Sister Laurette Leduc

“Blessed are the meek, for they will inherit the earth.”  (Mt. 5, 4)

June 1, 2013, Sister Laurette Leduc,
in religion Marie-René-de-Jésus, 
 went home to God.

She was 100 years and 11 months old, and had been professed for 80 years. 
Born in Saint-Timothée, Quebec, she was the oldest of 8 children 
of Candide Leduc and Laure Maher.

Laurette wrote that she and her sisters and brother received “an education based on prayer, reception of the sacraments and the virtues of: patience, self-forgetfulness, mutual aid, kindness…”.

As boarders at the convent in St-Timothée, Laurette and her sister Flore, were inspired by the devotion of the Sisters, and their love for the Lord. Wanting to follow in their footsteps they expressed their desire to enter the Sisters of the Holy Names of Jesus and Mary to their parents. On July 24, 1931, the two young girls left for the novitiate.

Sister René-de-Jésus taught for a total of 39 years, initially at the primary level and later, as a specialist in home economics, she taught for 30 years at the secondary level in CECM schools (Montreal Catholic School Commission): Stadacona, Marie-Immaculée and at the Institut de Pédagogie familiale, Outremont, in East Angus and Disraeli.

Along with this, she assisted with youth movements: Eucharistic Crusade, ‘Ligue missionnaire’ and the ‘Jeunesse étudiante catholique’ (Young Catholic Students). Always positive, Sister René witnessed in this way:

“These different movements helped me with my spiritual life and in my apostolate; the closer I was to the children, the more I could see their generosity, but also their sadness. The years of the Economic Crisis during which I lived with Sister Marie Ermélinde, in the school in Hudon, deeply affected me. This Sister was so gentle with those who had ‘difficult personalities’, giving her full attention to the poor and showing complete generosity towards everyone.” – It could be said that Sister Laurette, without realizing it, was describing herself!

When she was 60 years old, Sister Laurette left teaching. For the following 30 years, this highly responsible woman was provincial bursar, in charge of employees and maintenance, oversaw the restoration work in Valleyfield and later at the Motherhouse. At 90 years of age, Sister Laurette retired to our convent at Ste-Martine where, always open to creating links, she provided a variety of services, especially as a receptionist; she also strengthened her prayer ministry.
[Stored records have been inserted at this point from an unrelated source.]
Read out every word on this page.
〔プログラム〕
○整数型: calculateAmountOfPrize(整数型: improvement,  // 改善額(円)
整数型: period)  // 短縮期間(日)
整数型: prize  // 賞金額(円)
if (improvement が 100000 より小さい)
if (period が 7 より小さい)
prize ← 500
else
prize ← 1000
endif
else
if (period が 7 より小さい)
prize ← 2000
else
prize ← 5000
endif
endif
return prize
In 2006, Sister Laurette a centenarian, was welcomed into the St-André Residence at Maison Jésus-Marie. Recently, she was admitted to the infirmary where she lived for only two weeks.
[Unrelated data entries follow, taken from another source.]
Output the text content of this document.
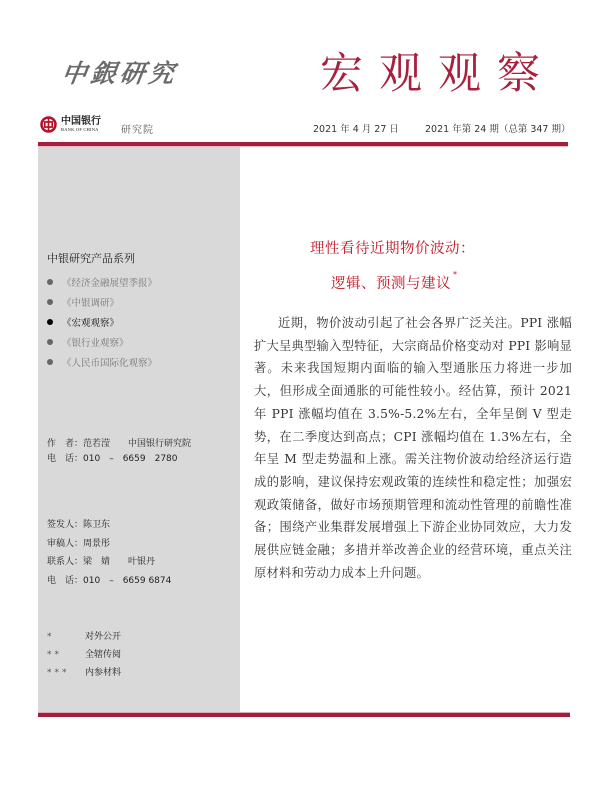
中銀研究	宏观观察
中国银行
BANK OF CHINA 研究院	2021 年 4 月 27 日	2021 年第 24 期（总第 347 期）
中银研究产品系列
《经济金融展望季报》
《中银调研》
《宏观观察》
《银行业观察》
《人民币国际化观察》
作　者： 范若滢 中国银行研究院
电　话： 010　–　6659　2780
签发人： 陈卫东
审稿人： 周景彤
联系人： 梁　婧　　叶银丹
电　话： 010　–　6659 6874
*	对外公开
**	全辖传阅
***	内参材料
理性看待近期物价波动：
逻辑、预测与建议*

近期，物价波动引起了社会各界广泛关注。PPI 涨幅扩大呈典型输入型特征，大宗商品价格变动对 PPI 影响显著。未来我国短期内面临的输入型通胀压力将进一步加大，但形成全面通胀的可能性较小。经估算，预计 2021 年 PPI 涨幅均值在 3.5%-5.2%左右，全年呈倒 V 型走势，在二季度达到高点；CPI 涨幅均值在 1.3%左右，全年呈 M 型走势温和上涨。需关注物价波动给经济运行造成的影响，建议保持宏观政策的连续性和稳定性；加强宏观政策储备，做好市场预期管理和流动性管理的前瞻性准备；围绕产业集群发展增强上下游企业协同效应，大力发展供应链金融；多措并举改善企业的经营环境，重点关注原材料和劳动力成本上升问题。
What a valiant, gifted, noble woman!

 “Sister Laurette was a woman who was present to her community, her family, her former students, the Church, the world and even sports. Inquisitive, she had a taste for learning. Her spirit of service and her kindness made her attentive to the needs of her companions, turning her attention to those who were disadvantaged and most in need. As a Sister, her example was both invaluable and energizing.”

Lord, we thank you for all the good that she accomplished!